We know that the whole creation has been groaning as in the pains of childbirth right up to the present time. Not only so, but we ourselves, who have the firstfruits of the Spirit, groan inwardly... In the same way, the Spirit helps us in our weakness. We do not know what we ought to pray for, but the Spirit himself intercedes for us with groans that words cannot express. And he who searches our hearts knows the mind of the Spirit, because the Spirit intercedes for the saints in accordance with God's will." (Romans 8.22-23; 26-27)

Creation, the whole web of life and death, birth and agony, is caught up in what I have to call the mystery of the Fall: "For the creation was subjected to frustration, not by its own choice, but by the will of the one who subjected it, in hope that the creation itself will be liberated from its bondage to decay and brought into the glorious freedom of the children of God." (Romans 8.20-21)

Because I don't understand; because as a human being I simply cannot get my heart around the enormity of the world's pain, nor my head around the intricate and endless pattern of causation the gives rise to it; because as a mortal being I cannot comprehend - though I can worship - the economy of salvation, the way the Cross opens the way for "a new Heaven and a new earth" when "[God] will wipe every tear from [his creation's] eyes [when t]here will be no more death or mourning or crying or pain, for the old order of things has passed away..." (Revelation 21.1, 4), I cannot pray straightforward prayers of intercession, as I can for some individual situation of sickness or need.
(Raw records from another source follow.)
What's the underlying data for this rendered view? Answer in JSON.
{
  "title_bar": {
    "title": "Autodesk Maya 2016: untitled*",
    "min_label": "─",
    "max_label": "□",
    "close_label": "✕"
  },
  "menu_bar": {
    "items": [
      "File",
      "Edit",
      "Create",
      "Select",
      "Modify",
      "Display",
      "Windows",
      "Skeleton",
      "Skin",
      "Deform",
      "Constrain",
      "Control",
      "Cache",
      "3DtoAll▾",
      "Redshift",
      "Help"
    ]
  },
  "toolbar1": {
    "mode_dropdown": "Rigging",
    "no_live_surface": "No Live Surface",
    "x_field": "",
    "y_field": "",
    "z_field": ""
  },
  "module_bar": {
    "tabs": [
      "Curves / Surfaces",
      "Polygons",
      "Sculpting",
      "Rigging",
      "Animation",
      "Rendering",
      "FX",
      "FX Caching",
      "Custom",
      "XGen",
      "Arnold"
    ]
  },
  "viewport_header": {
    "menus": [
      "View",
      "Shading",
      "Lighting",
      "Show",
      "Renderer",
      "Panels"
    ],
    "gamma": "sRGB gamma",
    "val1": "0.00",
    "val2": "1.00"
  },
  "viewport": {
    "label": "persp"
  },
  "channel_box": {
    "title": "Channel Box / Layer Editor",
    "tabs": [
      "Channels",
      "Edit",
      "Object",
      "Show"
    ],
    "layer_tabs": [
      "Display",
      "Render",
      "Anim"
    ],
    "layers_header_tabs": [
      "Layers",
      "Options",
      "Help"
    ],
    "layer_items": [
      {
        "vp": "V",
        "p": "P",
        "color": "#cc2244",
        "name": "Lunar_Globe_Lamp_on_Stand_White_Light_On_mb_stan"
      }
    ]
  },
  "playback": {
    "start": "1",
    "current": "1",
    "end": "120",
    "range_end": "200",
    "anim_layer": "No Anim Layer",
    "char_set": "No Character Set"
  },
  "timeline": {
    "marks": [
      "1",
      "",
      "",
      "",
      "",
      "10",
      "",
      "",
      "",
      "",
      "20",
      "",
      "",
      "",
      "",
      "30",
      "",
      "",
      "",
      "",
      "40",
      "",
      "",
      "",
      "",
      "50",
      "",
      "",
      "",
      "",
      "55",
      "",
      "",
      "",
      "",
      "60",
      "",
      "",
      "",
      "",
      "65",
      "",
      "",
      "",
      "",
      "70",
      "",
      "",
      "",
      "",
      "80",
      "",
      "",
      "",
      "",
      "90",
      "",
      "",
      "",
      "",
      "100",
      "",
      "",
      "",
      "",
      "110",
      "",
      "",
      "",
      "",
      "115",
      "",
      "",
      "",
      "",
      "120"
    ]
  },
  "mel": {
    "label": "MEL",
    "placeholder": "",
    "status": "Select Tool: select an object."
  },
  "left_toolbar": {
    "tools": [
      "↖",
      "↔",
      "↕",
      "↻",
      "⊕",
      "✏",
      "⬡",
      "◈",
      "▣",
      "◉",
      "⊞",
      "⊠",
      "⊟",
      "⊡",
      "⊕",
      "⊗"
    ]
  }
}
This is why God seems to have called me particularly to pray the Jesus Prayer, so that in my identity with, my compassion for, the pain of the world, I can pray, "Lord Jesus Christ, Son of God, have mercy on me, a sinner", since somehow "me" now includes all that I suffer with, and my sin somehow now includes, or is one with (and this hurts) the sin that causes that universal suffering.

The Jesus Prayer is for me the perfect prayer, since in its cry for mercy it is both petition and intercession, but intercession that transcends my own feebleness and limitation; yet in its repetition, it brings the little mind to silence, and allows the vast stillness of the love of God to come and gentle my crushed and crying heart, and in some way I don't understand, allows a little more of the mercy of Christ into this broken place we live in together.